Menos de 15 dias após assumir uma cadeira na Câmara dos Deputados , em Brasília, o lafaietense Glaycon Franco (PSDB) teve o mandato de deputado federal suspenso por decisão liminar do Tribunal Superior Eleitoral (TSE). A medida foi determinada no âmbito de uma ação que discute suposta infidelidade partidária. O processo foi movido pelo PV, legenda pela qual Glaycon foi eleito primeiro suplente nas eleições de 2022 dentro da Federação Brasil da Esperança.
Segundo os autos, Glaycon deixou o PV em março de 2026 e filiou-se ao PSDB antes de ser convocado para ocupar a vaga aberta pela renúncia do deputado federal Odair Cunha (PT), escolhido para integrar o Tribunal de Contas da União. Na decisão, a ministra ressaltou que o entendimento consolidado do TSE estabelece que, nas eleições proporcionais, o mandato pertence ao partido ou à federação partidária, e não ao candidato. Para a relatora, há elementos suficientes para justificar a suspensão imediata do mandato até o julgamento definitivo da ação.
Ao conceder a tutela de urgência, Estela Aranha determinou que a Câmara dos Deputados suspenda imediatamente o exercício do mandato de Glaycon Franco. A magistrada destacou que a jurisprudência da Corte considera que a desfiliação partidária do suplente antes da posse implica a perda dos direitos vinculados à legenda pela qual foi eleito, incluindo a possibilidade de assumir o mandato em caso de vacância. A decisão também retirou da ação a Federação Brasil da Esperança e o ex-deputado Gilmar Machado (PT), mantendo apenas o Diretório Nacional do PV como parte legítima para conduzir o processo.

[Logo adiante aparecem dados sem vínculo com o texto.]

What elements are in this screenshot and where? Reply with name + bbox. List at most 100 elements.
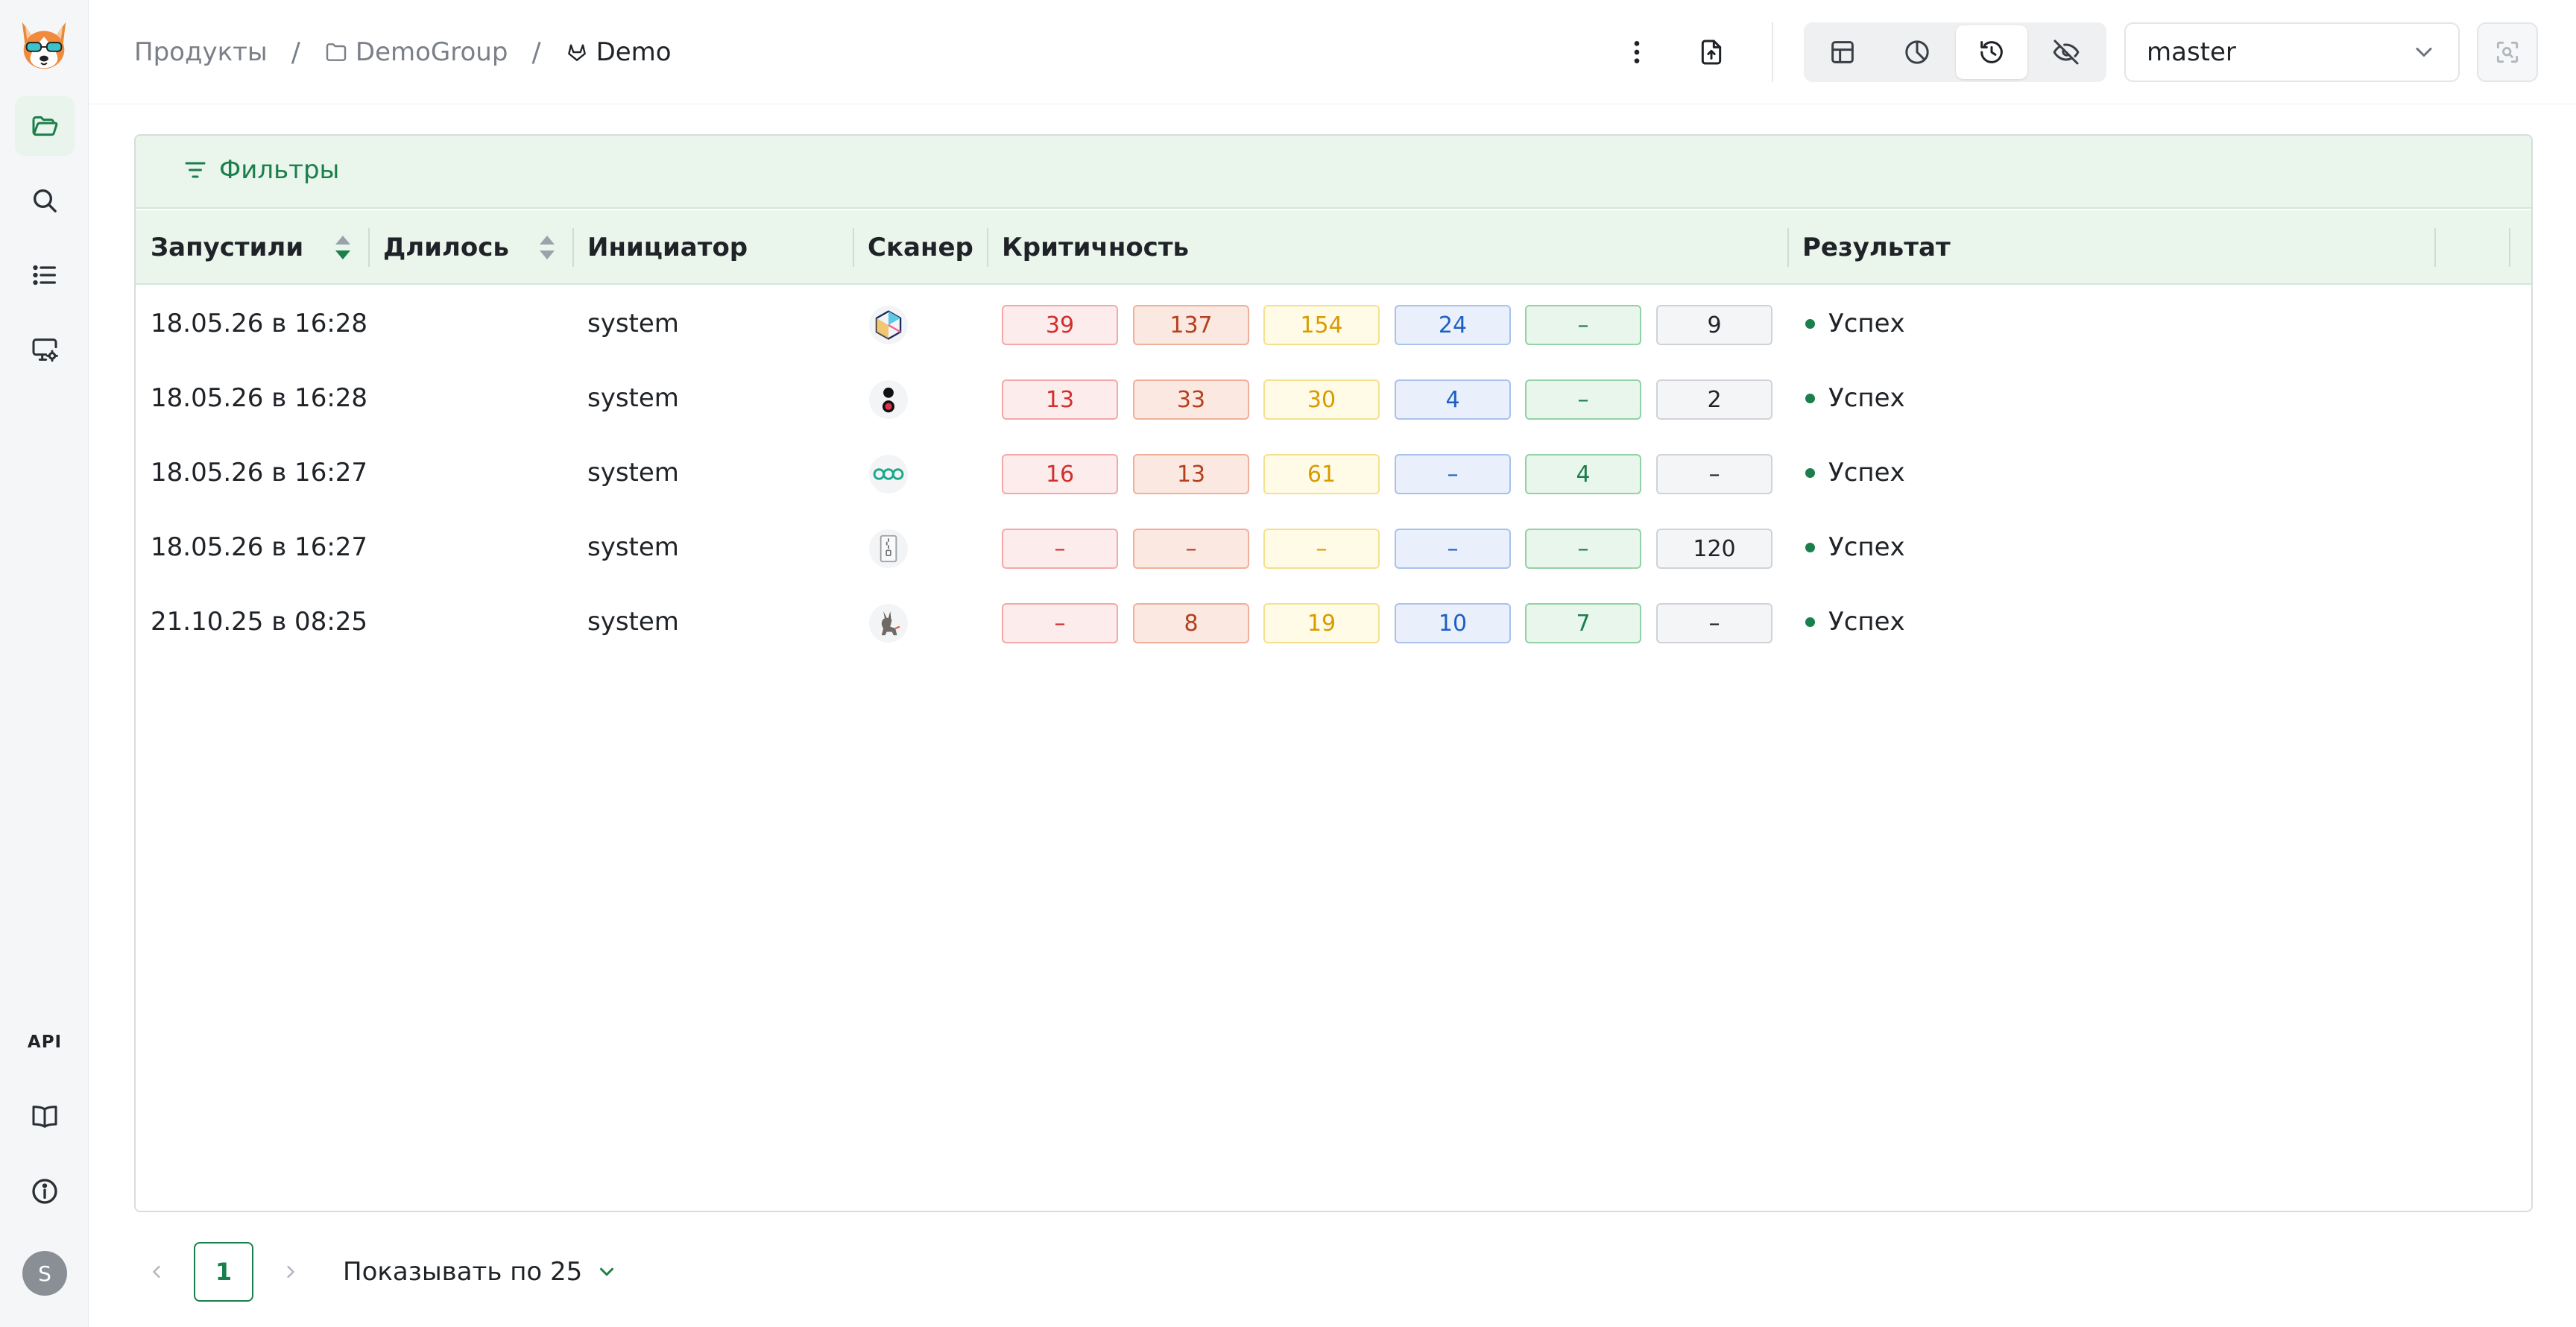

A liminar não determina a posse imediata de Gilmar Machado, segundo suplente da federação e filiado ao PT. Os envolvidos ainda serão citados para apresentar defesa, e o processo seguirá para análise da Procuradoria-Geral Eleitoral antes do julgamento final.
Procurado pela reportagem do Fato Real na manhã desta quarta-feira (03), Glaycon Franco informou que estava tomando conhecimento da decisão naquele momento e que ainda avaliava o teor da medida judicial, não se manifestando num primeiro momento.